Criteria for the diagnosis of HMS are:
- passive thumb apposition to touch the forearm;
- passive little finger hyperextension of more than 90 degrees;
- elbow hyperextension of more than 10 degrees;
- knee hyperextension of more than10 degrees;
- forward flexion of the trunk with the knees straight and the palms of the hands resting flat on the floor.
HMS is usually diagnosed in individuals who can perform three or more of these tests.8 Some clinicians include excessive ankle dorsiflexion and foot eversion in the criteria for HMS.
Patients with HMS may complain of symptoms from ages 3 to 70, which usually affect multiple joints over the years. "They typically lack the positive laboratory findings found in rheumatologic disorders and, in the absence of acute trauma, lack the radiologic changes, inflammation, swelling and decreased mobility typical of orthopedic pathology."1 Unless they have specifically stressed a particular joint and created an inflammation, HMS patients do not respond to anti-inflammatory medication.
HMS patients must be educated about their body mechanics, posture and activities. Activities may have to be modified. Even splints, braces and taping may have to be used to protect vulnerable joints. 1 Movement of the joints in the end-ranges should be discouraged. Stretching muscles rather than joints should be emphasized. Guided progressive strengthening exercises and balance boards for proprioceptive stimulation are recommended.
References:
- Russek LN. Hypermobility syndrome. Phys Ther 79(6), 1999.
- Nef W, Gerber NJ. Hypermobility syndrome. When too much activity causes pain. Schweiz Med Wochenschr 128(8),1998:302-10.
- Hall MG, Ferrell WR, Sturrock RD, hamblen DL, Baxendale RH. The effect of the hypermobility syndrome on knee joint proprioception. Br J Rheumatol 34(2), 1995:121-5.
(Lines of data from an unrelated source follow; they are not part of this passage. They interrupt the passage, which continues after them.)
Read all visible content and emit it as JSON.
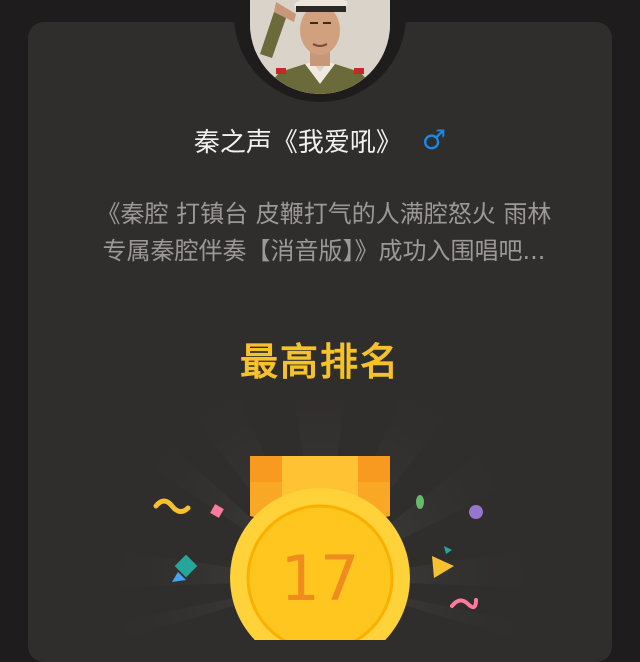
{
  "user": {
    "name": "秦之声《我爱吼》",
    "gender_icon": "male-icon",
    "gender_glyph": "♂",
    "gender_color": "#1e88e5"
  },
  "description": {
    "line1": "《秦腔 打镇台 皮鞭打气的人满腔怒火 雨林",
    "line2": "专属秦腔伴奏【消音版】》成功入围唱吧..."
  },
  "rank": {
    "title": "最高排名",
    "value": "17"
  },
  "colors": {
    "accent": "#f6c22a",
    "medal": "#ffd23a",
    "ribbon": "#f9a825",
    "background": "#1e1c1c",
    "card": "#302d2d"
  }
}
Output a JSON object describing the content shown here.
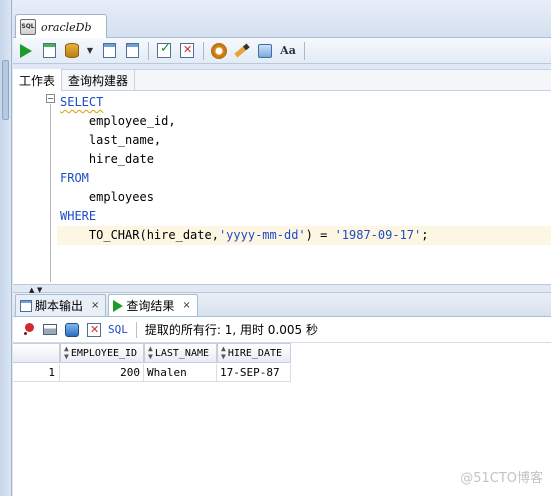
{
  "tab": {
    "title": "oracleDb",
    "db_icon_text": "SQL"
  },
  "toolbar": {
    "icons": [
      "run-statement-icon",
      "run-script-icon",
      "database-commit-icon",
      "dropdown-icon",
      "explain-plan-icon",
      "autotrace-icon",
      "commit-icon",
      "rollback-icon",
      "sql-tuning-icon",
      "clear-icon",
      "history-icon",
      "format-case-icon"
    ],
    "format_label": "Aa"
  },
  "worksheet_tabs": [
    "工作表",
    "查询构建器"
  ],
  "editor": {
    "lines": [
      {
        "segments": [
          {
            "text": "SELECT",
            "cls": "kw kw-squig"
          }
        ]
      },
      {
        "segments": [
          {
            "text": "    employee_id,",
            "cls": ""
          }
        ]
      },
      {
        "segments": [
          {
            "text": "    last_name,",
            "cls": ""
          }
        ]
      },
      {
        "segments": [
          {
            "text": "    hire_date",
            "cls": ""
          }
        ]
      },
      {
        "segments": [
          {
            "text": "FROM",
            "cls": "kw"
          }
        ]
      },
      {
        "segments": [
          {
            "text": "    employees",
            "cls": ""
          }
        ]
      },
      {
        "segments": [
          {
            "text": "WHERE",
            "cls": "kw"
          }
        ]
      },
      {
        "segments": [
          {
            "text": "    TO_CHAR(hire_date,",
            "cls": ""
          },
          {
            "text": "'yyyy-mm-dd'",
            "cls": "str"
          },
          {
            "text": ") = ",
            "cls": ""
          },
          {
            "text": "'1987-09-17'",
            "cls": "str"
          },
          {
            "text": ";",
            "cls": ""
          }
        ],
        "highlight": true
      }
    ],
    "fold_symbol": "−"
  },
  "panel_tabs": [
    {
      "label": "脚本输出",
      "close": "×"
    },
    {
      "label": "查询结果",
      "close": "×"
    }
  ],
  "results_toolbar": {
    "sql_label": "SQL",
    "status": "提取的所有行: 1, 用时 0.005 秒"
  },
  "grid": {
    "columns": [
      "EMPLOYEE_ID",
      "LAST_NAME",
      "HIRE_DATE"
    ],
    "rows": [
      {
        "num": "1",
        "cells": [
          "200",
          "Whalen",
          "17-SEP-87"
        ]
      }
    ]
  },
  "watermark": "@51CTO博客"
}
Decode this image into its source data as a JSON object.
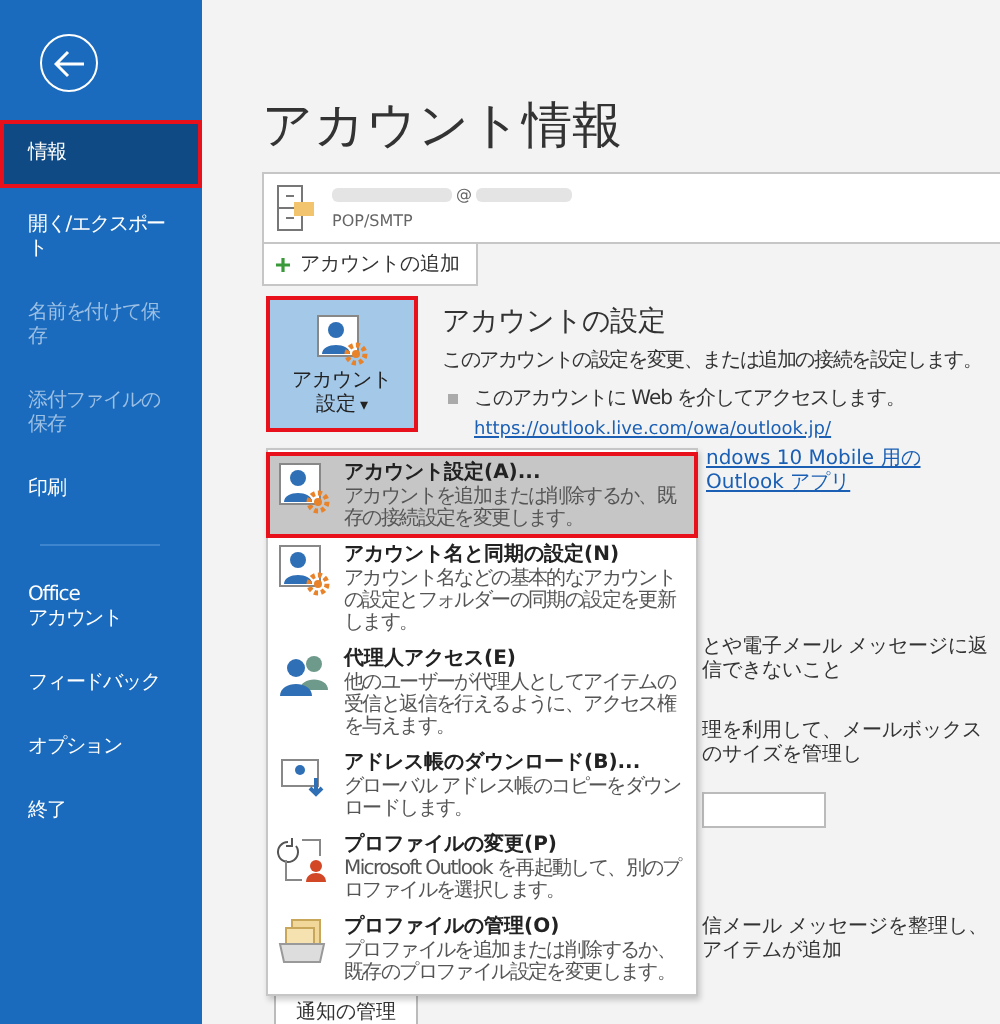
{
  "sidebar": {
    "items": [
      {
        "label": "情報",
        "selected": true,
        "disabled": false,
        "highlighted": true
      },
      {
        "label": "開く/エクスポート",
        "selected": false,
        "disabled": false,
        "highlighted": false
      },
      {
        "label": "名前を付けて保存",
        "selected": false,
        "disabled": true,
        "highlighted": false
      },
      {
        "label": "添付ファイルの保存",
        "selected": false,
        "disabled": true,
        "highlighted": false
      },
      {
        "label": "印刷",
        "selected": false,
        "disabled": false,
        "highlighted": false
      },
      {
        "kind": "divider"
      },
      {
        "label": "Office\nアカウント",
        "selected": false,
        "disabled": false,
        "highlighted": false
      },
      {
        "label": "フィードバック",
        "selected": false,
        "disabled": false,
        "highlighted": false
      },
      {
        "label": "オプション",
        "selected": false,
        "disabled": false,
        "highlighted": false
      },
      {
        "label": "終了",
        "selected": false,
        "disabled": false,
        "highlighted": false
      }
    ]
  },
  "title": "アカウント情報",
  "account": {
    "email": "@",
    "type": "POP/SMTP"
  },
  "add_account_button": "アカウントの追加",
  "account_settings": {
    "button_lines": [
      "アカウント",
      "設定"
    ],
    "caret": "▾",
    "highlighted": true,
    "heading": "アカウントの設定",
    "description": "このアカウントの設定を変更、または追加の接続を設定します。",
    "bullet": "このアカウントに Web を介してアクセスします。",
    "link": "https://outlook.live.com/owa/outlook.jp/",
    "link_2": "ndows 10 Mobile 用の Outlook アプリ"
  },
  "behind_texts": [
    "とや電子メール メッセージに返信できないこと",
    "理を利用して、メールボックスのサイズを管理し",
    "信メール メッセージを整理し、アイテムが追加"
  ],
  "notify_button": "通知の管理",
  "menu": [
    {
      "kind": "settings",
      "title": "アカウント設定(A)...",
      "description": "アカウントを追加または削除するか、既存の接続設定を変更します。",
      "selected": true,
      "highlighted": true
    },
    {
      "kind": "settings",
      "title": "アカウント名と同期の設定(N)",
      "description": "アカウント名などの基本的なアカウントの設定とフォルダーの同期の設定を更新します。",
      "selected": false,
      "highlighted": false
    },
    {
      "kind": "delegate",
      "title": "代理人アクセス(E)",
      "description": "他のユーザーが代理人としてアイテムの受信と返信を行えるように、アクセス権を与えます。",
      "selected": false,
      "highlighted": false
    },
    {
      "kind": "download",
      "title": "アドレス帳のダウンロード(B)...",
      "description": "グローバル アドレス帳のコピーをダウンロードします。",
      "selected": false,
      "highlighted": false
    },
    {
      "kind": "profile",
      "title": "プロファイルの変更(P)",
      "description": "Microsoft Outlook を再起動して、別のプロファイルを選択します。",
      "selected": false,
      "highlighted": false
    },
    {
      "kind": "manage",
      "title": "プロファイルの管理(O)",
      "description": "プロファイルを追加または削除するか、既存のプロファイル設定を変更します。",
      "selected": false,
      "highlighted": false
    }
  ]
}
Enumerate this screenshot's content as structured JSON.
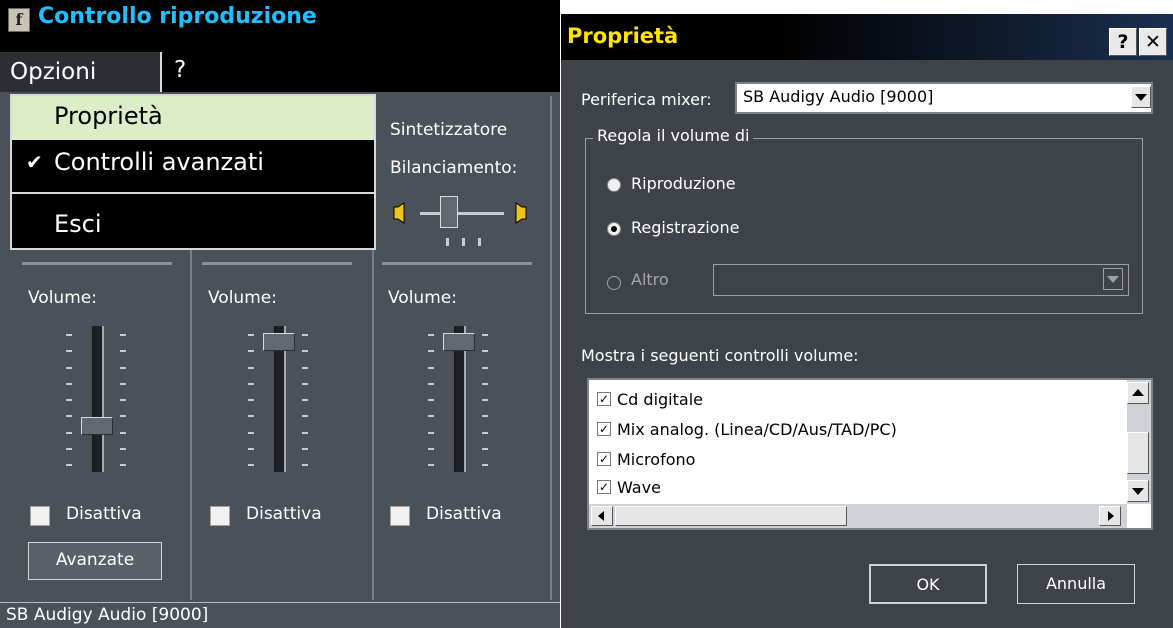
{
  "left_window": {
    "title": "Controllo riproduzione",
    "menu": {
      "options": "Opzioni",
      "help": "?"
    },
    "dropdown": {
      "items": [
        "Proprietà",
        "Controlli avanzati",
        "Esci"
      ],
      "check_mark": "✔"
    },
    "synth_label": "Sintetizzatore",
    "balance_label": "Bilanciamento:",
    "columns": [
      {
        "volume_label": "Volume:",
        "mute_label": "Disattiva",
        "volume_level": 0.3
      },
      {
        "volume_label": "Volume:",
        "mute_label": "Disattiva",
        "volume_level": 0.95
      },
      {
        "volume_label": "Volume:",
        "mute_label": "Disattiva",
        "volume_level": 0.95
      }
    ],
    "advanced_button": "Avanzate",
    "status": "SB Audigy Audio [9000]"
  },
  "right_window": {
    "title": "Proprietà",
    "help_button": "?",
    "close_button": "✕",
    "mixer_label": "Periferica mixer:",
    "mixer_value": "SB Audigy Audio [9000]",
    "group_label": "Regola il volume di",
    "radios": [
      {
        "label": "Riproduzione",
        "selected": false,
        "enabled": true
      },
      {
        "label": "Registrazione",
        "selected": true,
        "enabled": true
      },
      {
        "label": "Altro",
        "selected": false,
        "enabled": false
      }
    ],
    "controls_label": "Mostra i seguenti controlli volume:",
    "controls": [
      {
        "label": "Cd digitale",
        "checked": true
      },
      {
        "label": "Mix analog. (Linea/CD/Aus/TAD/PC)",
        "checked": true
      },
      {
        "label": "Microfono",
        "checked": true
      },
      {
        "label": "Wave",
        "checked": true
      }
    ],
    "ok_button": "OK",
    "cancel_button": "Annulla"
  },
  "colors": {
    "title_left": "#1ec0ff",
    "title_right": "#ffe600",
    "menu_highlight": "#dcedc8"
  }
}
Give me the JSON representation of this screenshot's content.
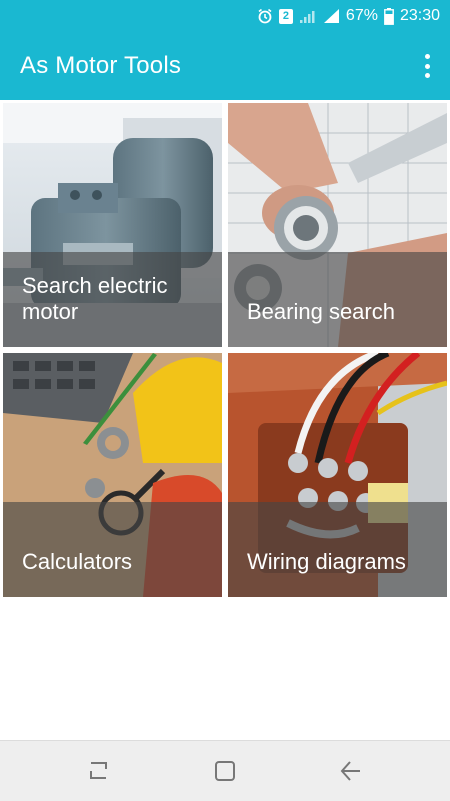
{
  "status_bar": {
    "alarm_icon": "alarm-clock-icon",
    "notification_count": "2",
    "battery_percent": "67%",
    "time": "23:30"
  },
  "app_bar": {
    "title": "As Motor Tools",
    "menu_icon": "more-vert-icon"
  },
  "tiles": [
    {
      "label": "Search electric motor"
    },
    {
      "label": "Bearing search"
    },
    {
      "label": "Calculators"
    },
    {
      "label": "Wiring diagrams"
    }
  ],
  "nav_bar": {
    "recents_icon": "recent-apps-icon",
    "home_icon": "home-icon",
    "back_icon": "back-arrow-icon"
  },
  "colors": {
    "primary": "#1ab8d1",
    "overlay": "#464646",
    "nav_bg": "#eeeeee"
  }
}
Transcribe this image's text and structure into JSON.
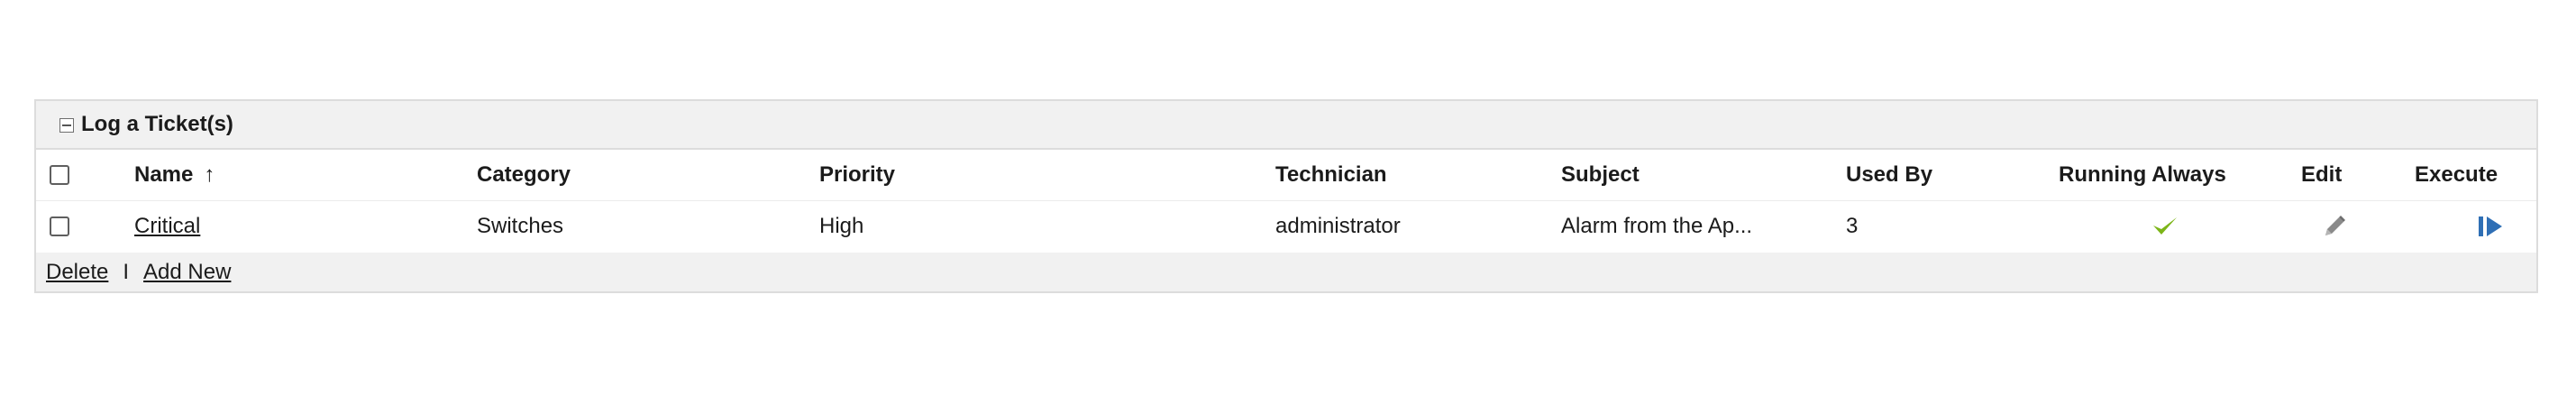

- El-Shahaly HJA, El-Sherif AK. Is the benign joint hypermobility syndrome benign? Clin Rheumatol. 10(19), 91:302-307.
- Buckigham RB, Braun T, Harinstein D 5. A, et al. Temporomandibular joint dysfunction syndrome: a close association with systemic joint laxity (the hypermobile joint syndrome). Oral Surg Oral Med Oral Pathol 72,1991:514-519.
- Grahame R, Edwards JC, Pitcher D, et al. A clinical and echocardiographic study of patients with the hypermobility syndrome. Ann Rhem Dis 40,1981:5 41-546.
- Larsson LG, Mudholkar GS, Baum J, Srivastava DK. Benefits and liabilities of hypermobility in the back pain disorders of industrial workers. J Intern Med. 238, 1995:461-67.
- Beighton P, Solomon L, Soskoine CL. Articular mobility in an African population. Ann Rheum Dis 32, 1973:413-418.